Elevated intestinal permeability has been documented in coeliac disease, inflammatory bowel disease, type 1 diabetes, and some cases of IBS. It is a real biological measurement with clinical relevance in specific conditions.
Where the Evidence Stops
The leap from "intestinal permeability exists and is elevated in some diseases" to "leaky gut causes or mediates most chronic illnesses including autoimmune conditions, mental health disorders, and fatigue" is not supported by current evidence. The wellness industry has extrapolated far beyond what the science supports.
"Intestinal permeability is a real and important concept in gastroenterology. The commercial 'leaky gut' narrative has taken a legitimate scientific observation and run far beyond the evidence." - Professor Alessio Fasano, Harvard Medical School
What Is Known to Affect Gut Barrier Integrity
- Diet: Emulsifiers (carboxymethylcellulose, polysorbate 80) disrupt tight junctions in animal studies.

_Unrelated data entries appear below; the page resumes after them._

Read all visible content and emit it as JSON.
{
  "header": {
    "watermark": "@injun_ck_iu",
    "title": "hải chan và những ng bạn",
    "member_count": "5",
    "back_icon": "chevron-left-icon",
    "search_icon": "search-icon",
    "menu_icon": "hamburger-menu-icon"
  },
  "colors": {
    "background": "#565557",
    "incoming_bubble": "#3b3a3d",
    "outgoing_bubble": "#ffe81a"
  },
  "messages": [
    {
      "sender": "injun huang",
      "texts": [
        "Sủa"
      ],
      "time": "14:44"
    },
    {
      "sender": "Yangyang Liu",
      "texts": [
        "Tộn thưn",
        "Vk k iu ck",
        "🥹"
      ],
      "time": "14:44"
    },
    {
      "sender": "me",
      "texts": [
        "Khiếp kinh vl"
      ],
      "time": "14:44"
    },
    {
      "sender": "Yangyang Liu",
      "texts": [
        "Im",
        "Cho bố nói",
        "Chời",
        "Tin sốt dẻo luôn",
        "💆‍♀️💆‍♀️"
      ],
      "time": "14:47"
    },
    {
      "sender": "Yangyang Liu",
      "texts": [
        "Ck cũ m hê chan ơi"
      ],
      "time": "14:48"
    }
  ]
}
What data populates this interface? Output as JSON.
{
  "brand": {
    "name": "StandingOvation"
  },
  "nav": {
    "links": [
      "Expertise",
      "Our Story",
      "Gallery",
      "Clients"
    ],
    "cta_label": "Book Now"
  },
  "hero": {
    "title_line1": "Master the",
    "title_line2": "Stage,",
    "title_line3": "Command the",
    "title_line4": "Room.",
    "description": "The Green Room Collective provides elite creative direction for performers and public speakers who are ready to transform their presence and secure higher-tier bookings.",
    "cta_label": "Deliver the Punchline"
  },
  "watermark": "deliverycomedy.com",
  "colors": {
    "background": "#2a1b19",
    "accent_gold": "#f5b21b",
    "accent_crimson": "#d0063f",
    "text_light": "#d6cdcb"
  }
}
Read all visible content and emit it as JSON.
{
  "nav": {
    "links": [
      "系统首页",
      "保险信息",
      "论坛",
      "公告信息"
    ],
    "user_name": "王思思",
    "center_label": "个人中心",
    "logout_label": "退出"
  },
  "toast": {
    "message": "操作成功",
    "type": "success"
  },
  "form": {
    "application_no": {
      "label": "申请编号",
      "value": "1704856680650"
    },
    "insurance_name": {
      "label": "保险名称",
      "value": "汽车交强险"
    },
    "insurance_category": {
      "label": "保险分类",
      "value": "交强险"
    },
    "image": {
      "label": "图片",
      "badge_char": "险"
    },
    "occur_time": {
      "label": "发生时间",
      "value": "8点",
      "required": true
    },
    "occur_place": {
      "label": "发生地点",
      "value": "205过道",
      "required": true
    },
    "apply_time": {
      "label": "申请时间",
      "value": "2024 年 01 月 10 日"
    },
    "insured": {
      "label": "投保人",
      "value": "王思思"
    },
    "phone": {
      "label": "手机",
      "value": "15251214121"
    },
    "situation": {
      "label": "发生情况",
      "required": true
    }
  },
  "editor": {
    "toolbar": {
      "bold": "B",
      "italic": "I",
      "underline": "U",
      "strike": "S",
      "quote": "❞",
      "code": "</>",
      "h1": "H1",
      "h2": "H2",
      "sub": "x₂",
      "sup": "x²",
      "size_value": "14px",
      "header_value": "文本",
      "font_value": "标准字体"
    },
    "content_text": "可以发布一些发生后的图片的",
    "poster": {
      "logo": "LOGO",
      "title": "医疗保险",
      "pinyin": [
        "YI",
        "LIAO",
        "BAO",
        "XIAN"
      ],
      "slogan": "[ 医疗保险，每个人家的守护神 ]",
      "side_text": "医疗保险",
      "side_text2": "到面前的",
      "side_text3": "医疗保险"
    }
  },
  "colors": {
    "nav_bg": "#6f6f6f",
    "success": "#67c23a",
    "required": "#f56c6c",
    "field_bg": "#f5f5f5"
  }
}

Dietary fibre and fermented foods support barrier integrity through SCFA production (butyrate is the primary fuel for colonocytes).
- Alcohol: High-dose alcohol reliably increases intestinal permeability - one of the clearer dietary effects.
- Stress: Psychological stress increases gut permeability through CRF (corticotropin-releasing factor) and mast cell activation.
- NSAIDs: Long-term NSAID use damages the gut lining and measurably increases permeability.
Intestinal Permeability in Practice
Support gut barrier integrity through evidence-based means: adequate dietary fibre (particularly butyrate-producing foods like legumes and oats), fermented foods, stress management, limiting alcohol, and avoiding long-term NSAID use unless medically required. Skip the "leaky gut protocols" sold online - the supplements marketed for this purpose have minimal evidence, and the dietary fundamentals above have far stronger support.